Als we het ei van de buitenkant bekijken, zien we de schaal, die een harde, beschermende laag is, gemaakt van calciumcarbonaat. De schaal is poreus. (Een kippenei heeft ongeveer 7.000 poriën.) Hierdoor kunnen gassen door de schaal stromen. Kooldioxide en vocht worden door de poriën afgevoerd en vervangen door atmosferische gassen, waaronder zuurstof.
Onmiddellijk onder de schaal bevinden zich twee membranen, het buitenmembraan en het binnenmembraan. Deze membranen beschermen de inhoud van het ei tegen bacteriën en voorkomen dat vocht het ei te snel verlaat.

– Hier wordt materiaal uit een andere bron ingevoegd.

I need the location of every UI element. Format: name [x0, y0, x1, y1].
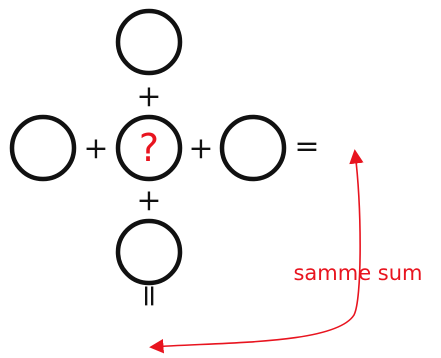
double-arrow: [149, 149, 364, 354]
equals-sign-bottom: =: [132, 283, 167, 308]
circle-top: [115, 8, 183, 76]
circle-bottom: [115, 218, 183, 286]
same-sum-label: samme sum: [293, 261, 422, 285]
center-question-mark: ?: [139, 126, 159, 170]
plus-sign-bottom: +: [136, 183, 161, 218]
circle-right: [219, 114, 287, 182]
plus-sign-left: +: [83, 131, 108, 166]
circle-left: [9, 114, 77, 182]
equals-sign-right: =: [294, 129, 319, 164]
plus-sign-top: +: [136, 79, 161, 114]
plus-sign-right: +: [188, 131, 213, 166]
circle-center: [115, 114, 183, 182]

Omdat de lichaamstemperatuur van een kip ongeveer 106° F is, zijn eieren erg warm op het moment dat ze worden gelegd. De temperatuur van de lucht is gewoonlijk veel lager dan 106° F, en het ei koelt af tot de temperatuur van de omgeving. Tijdens het afkoelen trekt de inhoud van het ei meer samen dan de schaal van het ei. Hierdoor ontstaat een vacuüm en wordt lucht door de poriën van het ei gezogen.
Als gevolg hiervan vormt zich een luchtcel aan het grote uiteinde van het ei. Terwijl het embryo groeit, omgeven de membranen van de schaal het eiwit of albumen van het ei en bevatten dit. Het albumen is het vloeibare medium waarin het embryo zich ontwikkelt, en het bevat ook een grote hoeveelheid eiwitten die nodig zijn voor een goede ontwikkeling.
In een vers ei kunnen we witte koorden zien die aan de dooierzak vastzitten. Deze twee koorden, chalazae genaamd, zijn gemaakt van gedraaide strengen mucinevezels die een speciale vorm van eiwit zijn. De chalazae houden de dooier in het midden van het ei.